しかし、この年代の日本への陸上哺乳類の侵入を示唆する研究は他に見当たらない。そのためこの個体の進化史には検証の余地が残されている。また、我々はJO1に関して大陸からの人為的な持ち込みの可能性も考慮している。JO1の捕獲された神奈川県城ヶ島付近は古くから遠洋漁業の基地として栄えた地である。大陸の港に寄港した際に積み込まれ連れてこられた個体が日本で野生化しその後捕獲された可能性は否定できない。
一方、JO2はJO1を含むユーラシアカワウソの系統と約127万年前に分岐したと推定された。およそ127万年前は前期更新世で日本列島と大陸は陸橋で地続きになっていたことが地質学的にも示唆されている。この時代にゾウの仲間の絶滅種トロゴンテリーゾウが日本に渡ってきたことも化石記録から示唆されている。以上の事実を踏まえるとJO2の系統はこの時代に陸橋を渡り日本列島に侵入し、その後日本で独自の進化を遂げた系統の子孫と考えられる。


ニホンカワウソ研究の今後の展望

 本研究はニホンカワウソと呼ばれる動物に2つの異なる系統が存在することを示した。しかしながら、それぞれの系統で1個体ずつの標本しか解析していないため検証の余地を残している。特に神奈川県産のJO1は日本国内に類似した進化史をもつ陸上哺乳類も見当たらないことから、その由来が不明である。
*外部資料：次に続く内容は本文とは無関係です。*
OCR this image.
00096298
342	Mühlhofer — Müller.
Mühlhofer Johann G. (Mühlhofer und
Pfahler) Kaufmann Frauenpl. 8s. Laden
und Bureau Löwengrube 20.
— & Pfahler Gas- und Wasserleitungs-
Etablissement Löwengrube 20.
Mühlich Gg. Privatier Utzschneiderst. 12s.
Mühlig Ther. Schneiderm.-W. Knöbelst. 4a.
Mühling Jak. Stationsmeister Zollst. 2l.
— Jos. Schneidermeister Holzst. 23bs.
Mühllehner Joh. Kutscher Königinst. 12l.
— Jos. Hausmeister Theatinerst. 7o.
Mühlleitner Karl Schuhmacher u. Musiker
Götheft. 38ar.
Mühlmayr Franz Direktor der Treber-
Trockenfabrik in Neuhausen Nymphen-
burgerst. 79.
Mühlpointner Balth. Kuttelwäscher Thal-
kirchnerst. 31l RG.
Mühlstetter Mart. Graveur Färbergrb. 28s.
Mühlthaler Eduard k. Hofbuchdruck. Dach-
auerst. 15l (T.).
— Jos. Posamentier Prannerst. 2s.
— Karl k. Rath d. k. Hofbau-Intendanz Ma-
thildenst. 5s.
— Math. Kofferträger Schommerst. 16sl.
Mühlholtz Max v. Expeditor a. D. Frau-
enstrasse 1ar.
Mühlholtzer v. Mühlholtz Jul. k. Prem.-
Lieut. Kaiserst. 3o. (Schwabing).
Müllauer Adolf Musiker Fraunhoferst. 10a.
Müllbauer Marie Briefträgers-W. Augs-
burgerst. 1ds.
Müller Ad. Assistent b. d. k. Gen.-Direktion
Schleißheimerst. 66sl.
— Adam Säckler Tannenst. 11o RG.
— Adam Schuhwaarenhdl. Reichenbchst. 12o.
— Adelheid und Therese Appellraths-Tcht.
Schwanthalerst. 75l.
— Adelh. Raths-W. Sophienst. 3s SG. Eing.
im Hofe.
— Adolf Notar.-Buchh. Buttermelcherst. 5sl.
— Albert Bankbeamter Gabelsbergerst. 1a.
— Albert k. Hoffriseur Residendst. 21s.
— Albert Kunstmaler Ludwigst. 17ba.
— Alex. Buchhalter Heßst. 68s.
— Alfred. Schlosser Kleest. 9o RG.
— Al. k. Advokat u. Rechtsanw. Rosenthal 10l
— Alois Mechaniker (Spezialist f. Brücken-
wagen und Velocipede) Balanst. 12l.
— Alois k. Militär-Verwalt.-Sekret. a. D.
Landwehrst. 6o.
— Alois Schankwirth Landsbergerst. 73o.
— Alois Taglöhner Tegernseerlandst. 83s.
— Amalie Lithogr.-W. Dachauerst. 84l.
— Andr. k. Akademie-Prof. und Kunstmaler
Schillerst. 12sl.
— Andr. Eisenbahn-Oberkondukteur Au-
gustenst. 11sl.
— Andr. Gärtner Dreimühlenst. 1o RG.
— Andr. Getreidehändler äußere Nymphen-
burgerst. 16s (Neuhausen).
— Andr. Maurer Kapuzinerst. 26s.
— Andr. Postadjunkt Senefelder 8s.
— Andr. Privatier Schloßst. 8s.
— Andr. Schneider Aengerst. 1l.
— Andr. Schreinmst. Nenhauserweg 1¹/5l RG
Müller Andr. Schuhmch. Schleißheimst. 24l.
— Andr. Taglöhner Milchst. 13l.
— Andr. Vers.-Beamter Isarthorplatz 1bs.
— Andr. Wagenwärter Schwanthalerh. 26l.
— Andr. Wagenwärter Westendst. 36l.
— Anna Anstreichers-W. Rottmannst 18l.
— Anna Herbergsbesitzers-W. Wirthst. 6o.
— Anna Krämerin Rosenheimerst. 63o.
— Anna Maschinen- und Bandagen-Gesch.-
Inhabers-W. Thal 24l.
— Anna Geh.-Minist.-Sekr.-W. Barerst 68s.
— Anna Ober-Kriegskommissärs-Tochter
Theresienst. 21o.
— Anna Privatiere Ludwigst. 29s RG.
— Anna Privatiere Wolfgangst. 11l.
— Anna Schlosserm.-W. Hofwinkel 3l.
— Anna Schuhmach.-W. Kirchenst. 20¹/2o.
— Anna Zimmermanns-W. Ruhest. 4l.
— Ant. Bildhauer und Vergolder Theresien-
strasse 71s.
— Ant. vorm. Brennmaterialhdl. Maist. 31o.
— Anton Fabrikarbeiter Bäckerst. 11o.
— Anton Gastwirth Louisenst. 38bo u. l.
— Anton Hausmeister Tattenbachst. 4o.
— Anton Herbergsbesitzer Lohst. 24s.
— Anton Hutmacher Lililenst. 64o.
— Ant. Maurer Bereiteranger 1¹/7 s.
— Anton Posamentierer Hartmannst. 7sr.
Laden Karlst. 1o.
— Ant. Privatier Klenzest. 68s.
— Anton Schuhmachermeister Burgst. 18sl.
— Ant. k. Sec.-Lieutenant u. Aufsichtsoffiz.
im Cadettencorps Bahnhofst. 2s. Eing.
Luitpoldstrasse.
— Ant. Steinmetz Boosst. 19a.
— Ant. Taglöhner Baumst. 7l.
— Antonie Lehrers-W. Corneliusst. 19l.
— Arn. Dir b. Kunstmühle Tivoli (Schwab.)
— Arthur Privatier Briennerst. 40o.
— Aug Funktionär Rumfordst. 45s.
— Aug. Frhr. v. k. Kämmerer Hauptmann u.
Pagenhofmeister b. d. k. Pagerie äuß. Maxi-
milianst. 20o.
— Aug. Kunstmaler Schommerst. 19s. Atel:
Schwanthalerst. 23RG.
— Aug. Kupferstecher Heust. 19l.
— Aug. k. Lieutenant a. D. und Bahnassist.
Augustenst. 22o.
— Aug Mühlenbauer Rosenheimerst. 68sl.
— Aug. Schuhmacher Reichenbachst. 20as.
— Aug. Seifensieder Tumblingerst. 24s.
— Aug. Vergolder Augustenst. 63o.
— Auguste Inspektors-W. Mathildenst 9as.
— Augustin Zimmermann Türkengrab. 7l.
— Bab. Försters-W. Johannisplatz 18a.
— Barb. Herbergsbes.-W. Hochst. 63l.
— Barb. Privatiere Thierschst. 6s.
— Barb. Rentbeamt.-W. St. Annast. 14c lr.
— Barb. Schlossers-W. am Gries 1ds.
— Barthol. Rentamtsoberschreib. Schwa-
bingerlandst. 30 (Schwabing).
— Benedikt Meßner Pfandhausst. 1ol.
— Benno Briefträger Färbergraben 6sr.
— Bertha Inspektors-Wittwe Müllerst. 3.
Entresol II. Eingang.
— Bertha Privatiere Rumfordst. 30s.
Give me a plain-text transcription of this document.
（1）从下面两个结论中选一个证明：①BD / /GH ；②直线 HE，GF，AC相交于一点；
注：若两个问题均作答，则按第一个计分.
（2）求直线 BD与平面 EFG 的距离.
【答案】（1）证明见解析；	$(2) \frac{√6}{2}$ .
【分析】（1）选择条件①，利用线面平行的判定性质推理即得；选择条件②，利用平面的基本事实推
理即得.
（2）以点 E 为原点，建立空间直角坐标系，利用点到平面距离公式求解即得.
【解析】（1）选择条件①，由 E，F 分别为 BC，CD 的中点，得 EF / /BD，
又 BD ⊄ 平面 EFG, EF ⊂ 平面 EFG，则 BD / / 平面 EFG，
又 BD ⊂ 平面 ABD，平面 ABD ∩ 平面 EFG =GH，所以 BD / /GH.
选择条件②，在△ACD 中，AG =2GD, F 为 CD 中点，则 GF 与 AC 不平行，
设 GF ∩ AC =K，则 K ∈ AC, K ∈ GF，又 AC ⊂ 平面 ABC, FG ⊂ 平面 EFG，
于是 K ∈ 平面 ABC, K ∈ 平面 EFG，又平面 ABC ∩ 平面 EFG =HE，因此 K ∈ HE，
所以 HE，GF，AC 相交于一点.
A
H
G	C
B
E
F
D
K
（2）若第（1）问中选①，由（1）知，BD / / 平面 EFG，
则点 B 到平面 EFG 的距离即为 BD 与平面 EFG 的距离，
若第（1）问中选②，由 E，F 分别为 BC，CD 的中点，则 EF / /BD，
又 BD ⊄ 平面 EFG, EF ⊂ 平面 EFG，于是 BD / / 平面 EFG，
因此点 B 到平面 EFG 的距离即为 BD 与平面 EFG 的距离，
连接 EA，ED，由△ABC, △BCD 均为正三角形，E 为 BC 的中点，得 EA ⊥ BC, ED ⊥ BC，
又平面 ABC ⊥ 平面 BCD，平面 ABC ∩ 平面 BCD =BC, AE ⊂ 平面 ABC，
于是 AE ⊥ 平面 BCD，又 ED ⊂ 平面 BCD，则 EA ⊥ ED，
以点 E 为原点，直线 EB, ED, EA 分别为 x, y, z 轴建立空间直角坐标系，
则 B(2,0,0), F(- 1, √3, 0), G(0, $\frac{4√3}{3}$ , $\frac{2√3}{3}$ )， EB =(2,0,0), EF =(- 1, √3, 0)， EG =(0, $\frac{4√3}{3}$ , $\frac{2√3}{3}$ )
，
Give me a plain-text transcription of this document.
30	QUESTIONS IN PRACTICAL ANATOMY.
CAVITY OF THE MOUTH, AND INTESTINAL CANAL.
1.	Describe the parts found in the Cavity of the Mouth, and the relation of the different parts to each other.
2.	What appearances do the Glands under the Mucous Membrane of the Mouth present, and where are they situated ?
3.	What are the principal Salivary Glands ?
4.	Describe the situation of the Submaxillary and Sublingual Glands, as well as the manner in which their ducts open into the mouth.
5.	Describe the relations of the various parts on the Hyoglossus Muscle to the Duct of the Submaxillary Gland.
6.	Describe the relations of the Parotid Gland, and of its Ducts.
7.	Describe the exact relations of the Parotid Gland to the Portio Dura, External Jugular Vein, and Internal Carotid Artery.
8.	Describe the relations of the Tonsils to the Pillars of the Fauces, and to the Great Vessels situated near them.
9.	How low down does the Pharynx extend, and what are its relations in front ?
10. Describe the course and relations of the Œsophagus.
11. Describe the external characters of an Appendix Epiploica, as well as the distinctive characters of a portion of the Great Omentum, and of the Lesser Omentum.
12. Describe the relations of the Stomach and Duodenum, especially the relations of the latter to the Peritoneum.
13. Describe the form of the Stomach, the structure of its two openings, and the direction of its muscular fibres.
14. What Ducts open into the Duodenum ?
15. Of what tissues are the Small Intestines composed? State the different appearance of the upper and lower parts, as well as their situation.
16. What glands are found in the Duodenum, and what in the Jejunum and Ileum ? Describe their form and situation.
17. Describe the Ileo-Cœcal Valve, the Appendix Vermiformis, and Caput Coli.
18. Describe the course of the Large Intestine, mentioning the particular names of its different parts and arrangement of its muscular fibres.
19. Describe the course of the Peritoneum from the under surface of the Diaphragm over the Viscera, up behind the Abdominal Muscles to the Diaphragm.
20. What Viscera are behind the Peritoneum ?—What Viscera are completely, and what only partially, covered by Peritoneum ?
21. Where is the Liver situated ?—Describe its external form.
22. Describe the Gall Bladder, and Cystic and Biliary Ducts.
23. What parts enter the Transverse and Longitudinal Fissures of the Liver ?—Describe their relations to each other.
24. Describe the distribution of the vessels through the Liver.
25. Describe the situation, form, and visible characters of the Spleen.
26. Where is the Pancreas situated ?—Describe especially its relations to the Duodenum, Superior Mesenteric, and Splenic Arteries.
今後、より多くのニホンカワウソ試料を解析に用い、集団レベルで遺伝的多様性を評価することによって本種の進化史が明らかになると期待される。

図1 高知県で1977年に捕獲されたニホンカワウソの剥製標本。所蔵:高知県立のいち動物公園。
図2 ミトコンドリアゲノム配列に基づき推定されたニホンカワウソおよびユーラシアカワウソの系統関係と分子分岐年代。横軸に地質年代を示す。系統解析の外群にラッコを用いた。